Very rational, as you can see.

It all goes back to that matter of orthodoxy which I had been blathering on about for a while, but I’m going to return to it now in a concrete way. And I’m going to do it from the perspective of a particular summary of the Gospel offered by Paul:
    1Cor 15: 1Now I would remind you, brothers, of the gospel I preached to you, which you received, in which you stand, 2and by which you are being saved, if you hold fast to the word I preached to you--unless you believed in vain. 3For I delivered to you as of first importance what I also received: that Christ[1] died for our[2a] sins[2b] in accordance with the Scriptures[3], 4that he was buried[4], that he was raised on the third day[5] in accordance with the Scriptures[6](ESV, emph. Added)
Now you might quibble over my choice of summaries, OK? You might be very testy over the fact that I chose 1Cor 15 rather than John 3:16 or Acts 2 or whatever, but I chose this passage for a specific reason: Paul here says (underlined text) that this is specifically the Gospel – that this is the teaching “of first importance” (green text), a translation which is rendered “as most important” in the HCSB, and “first of all” in the KJV. So whatever else Paul taught them, this was the thing he holds out as most important.

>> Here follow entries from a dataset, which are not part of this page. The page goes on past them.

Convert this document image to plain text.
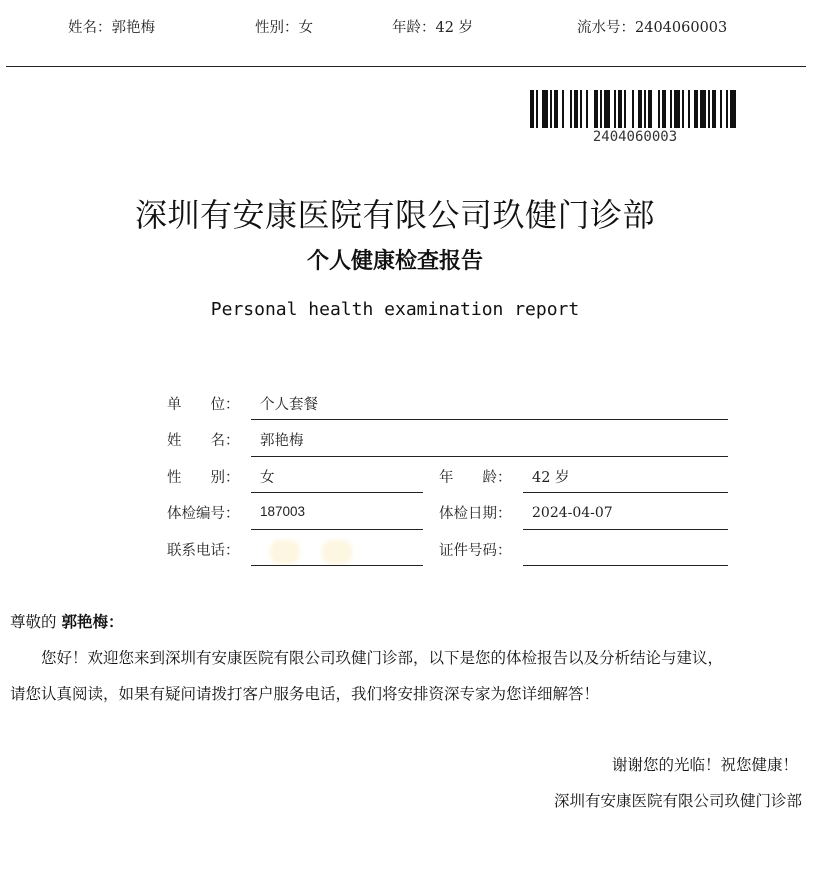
姓名：郭艳梅	性别：女	年龄：42 岁	流水号：2404060003
2404060003
深圳有安康医院有限公司玖健门诊部
个人健康检查报告
Personal health examination report
单　　位： 个人套餐
姓　　名： 郭艳梅
性　　别： 女	年　　龄： 42 岁
体检编号： 187003	体检日期： 2024-04-07
联系电话：	证件号码：
尊敬的 郭艳梅：
　　您好！欢迎您来到深圳有安康医院有限公司玖健门诊部，以下是您的体检报告以及分析结论与建议，
请您认真阅读，如果有疑问请拨打客户服务电话，我们将安排资深专家为您详细解答！
谢谢您的光临！祝您健康！
深圳有安康医院有限公司玖健门诊部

That “thing” was the simple news: Christ died for our sins in accordance with the Scriptures, that he was buried, that he was raised on the third day in accordance with the Scriptures. Now think on this: there is no sacramentology in that “most important” teaching, no church government, no complex prayers or social manifesto. There are certainly things we could call “other teachings” which are implied by the statement that this is “most important”, but there is no doubt that this is the one which has to be the centerpiece.

The other reason I picked this summary is that it has all the parts explicitly listed, which I have numbered in [brackets]. So if we unpack the 5 major aspects of this “most important” teaching ([3] and [6] are the same thing, applied to different other components), we have something that is critical to the matter of orthodoxy: we have the central teaching of the Gospel as explicitly stated by Paul.

That may seem like chicken feed to some people, and I suggest that those people go ahead and feed the chickens. In a world where an argument can break out between two people where the matter of baptism – which both agree is necessary for the believer – can be used to make one person call the other a “heretic”, this specific definition of the Gospel offers us the ground on which to stand and actually point to the solution as to whether any ceremony or ritual ought to stand in the way of calling one another brothers in Christ.

The next few blog entries are going to unpack this statement of the Gospel for the explicit purpose of determining the limits orthodoxy. And let me be clear about something as I type these words: anyone who rejects the teaching contained in Paul’s summary is a person who is rejecting orthodoxy. The question which shall remain after the definition is fleshed out is this: what can exist without denying orthodoxy which does not separate one from orthodoxy?

Orthodoxy matters. The question is: in what way does orthodoxy matter? I hope I can shed some light on that over the next few days.